Sehr geehrte Anfragerin,
sehr geehrter Anfrager,

vielen Dank für Ihre Anfrage, die ich gerne beantworte. Zunächst aber eine Vorbemerkung: Es erscheint mit wichtig darauf hinzuweisen, dass ich hier natürlich nur ganz allgemein zu den aufgeworfenen Themen Stellung beziehen kann.
Der Komplexität des Krankheitsbildes eines jeden einzelnen Patienten wird eine Stellungnahme im Rahmen einer "Internetkonsultation" sicherlich nicht gerecht.
Bitte verstehen Sie daher meine Ausführungen auch immer nur als "Denkanstoß" für die weiteren Gespräche mit Ihren behandelnden Ärzten.
Es wird letztlich "Bücherwissen" reproduziert und keinerlei individuelle Beratung in Bezug Ihr Krankheitsbild vorgenommen.
Dies wäre nach der Berufsordnung nämlich auch gar nicht zulässig.

Nun aber zu Ihrer Frage:

 Bei der Gastritis, die durch chemische Einwirkungen entstehen, also zum Beispiel Gallenreflux, wird im allgemeinen eine symptomatische Therapie, zum Beispiel durch sogenannte Protonenpumpenblocker, angeraten.
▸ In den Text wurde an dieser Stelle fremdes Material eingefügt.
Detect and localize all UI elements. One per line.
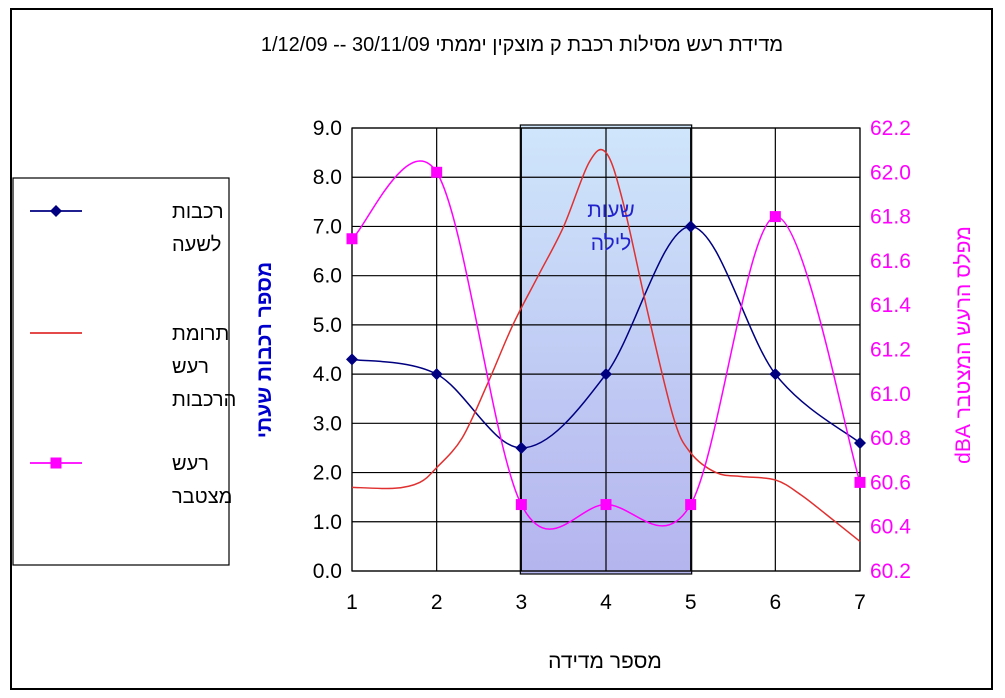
y2-tick-label: 61.4 — [870, 294, 911, 317]
y-tick-label: 0.0 — [313, 560, 342, 583]
series-line-2 — [351, 148, 861, 543]
legend-label-word: מצטבר — [172, 486, 232, 508]
y-tick-label: 5.0 — [313, 314, 342, 337]
x-tick-label: 4 — [600, 591, 612, 614]
y2-tick-label: 61.6 — [870, 250, 911, 273]
x-axis-label: מספר מדידה — [548, 650, 662, 673]
diamond-marker — [515, 441, 528, 454]
y-axis-label: מספר רכבות שעתי — [253, 262, 276, 438]
y2-tick-label: 60.2 — [870, 560, 911, 583]
y-tick-label: 3.0 — [313, 412, 342, 435]
y2-tick-label: 60.8 — [870, 427, 911, 450]
diamond-marker — [684, 220, 697, 233]
legend-diamond-marker — [50, 205, 62, 217]
y-tick-label: 8.0 — [313, 166, 342, 189]
legend: רכבות לשעה תרומת רעש הרכבות רעש מצטבר — [12, 177, 236, 566]
y2-tick-label: 60.6 — [870, 471, 911, 494]
legend-box — [12, 177, 230, 566]
x-tick-label: 6 — [769, 591, 781, 614]
y2-tick-label: 61.0 — [870, 383, 911, 406]
diamond-marker — [430, 368, 443, 381]
x-tick-label: 1 — [346, 591, 358, 614]
legend-label-word: תרומת — [172, 323, 229, 345]
legend-label-word: הרכבות — [172, 389, 236, 411]
y-tick-label: 7.0 — [313, 215, 342, 238]
square-marker — [346, 233, 358, 245]
y2-tick-label: 62.0 — [870, 161, 911, 184]
chart-title: מדידת רעש מסילות רכבת ק מוצקין יממתי 30/… — [261, 34, 783, 56]
y-tick-label: 9.0 — [313, 117, 342, 140]
diamond-marker — [346, 353, 358, 366]
y-tick-label: 2.0 — [313, 462, 342, 485]
square-marker — [685, 499, 697, 511]
y2-tick-label: 61.2 — [870, 339, 911, 362]
y-tick-label: 6.0 — [313, 265, 342, 288]
legend-label-word: רעש — [172, 356, 209, 378]
night-label-line: שעות — [587, 199, 635, 222]
y-tick-label: 4.0 — [313, 363, 342, 386]
legend-label-word: רכבות — [172, 201, 224, 223]
x-tick-label: 3 — [515, 591, 527, 614]
night-hours-label: שעות לילה — [587, 199, 635, 255]
right-axis-ticks: 60.2 60.4 60.6 60.8 61.0 61.2 61.4 61.6 61.8 62.0… — [870, 117, 911, 583]
y2-tick-label: 61.8 — [870, 206, 911, 229]
y2-tick-label: 62.2 — [870, 117, 911, 140]
x-tick-label: 5 — [685, 591, 697, 614]
legend-square-marker — [50, 457, 62, 469]
square-marker — [515, 499, 527, 511]
legend-label-word: לשעה — [172, 234, 221, 256]
x-tick-label: 7 — [854, 591, 866, 614]
y2-tick-label: 60.4 — [870, 516, 911, 539]
legend-label-word: רעש — [172, 453, 209, 475]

Eine Dauertherapie ist meist nicht ratsam. Sollten andere Noxen einwirken, zum Beispiel ein chronischer Schmerzmittelgebrauch, so ist dieser auch einzuschränken.

 

Wie schon oben gesagt, ist dies kein Portal zu individuellen Beratung über das Wesen von Symtomen -
das gehört in die Hand des Arztes, der Sie vor Ort untersuchungen und beraten kann. Da Ihre Frage aber
genau in diese Richtung zielt, kann ich nur anraten, einen Arzt vor Ort aufzusuchen.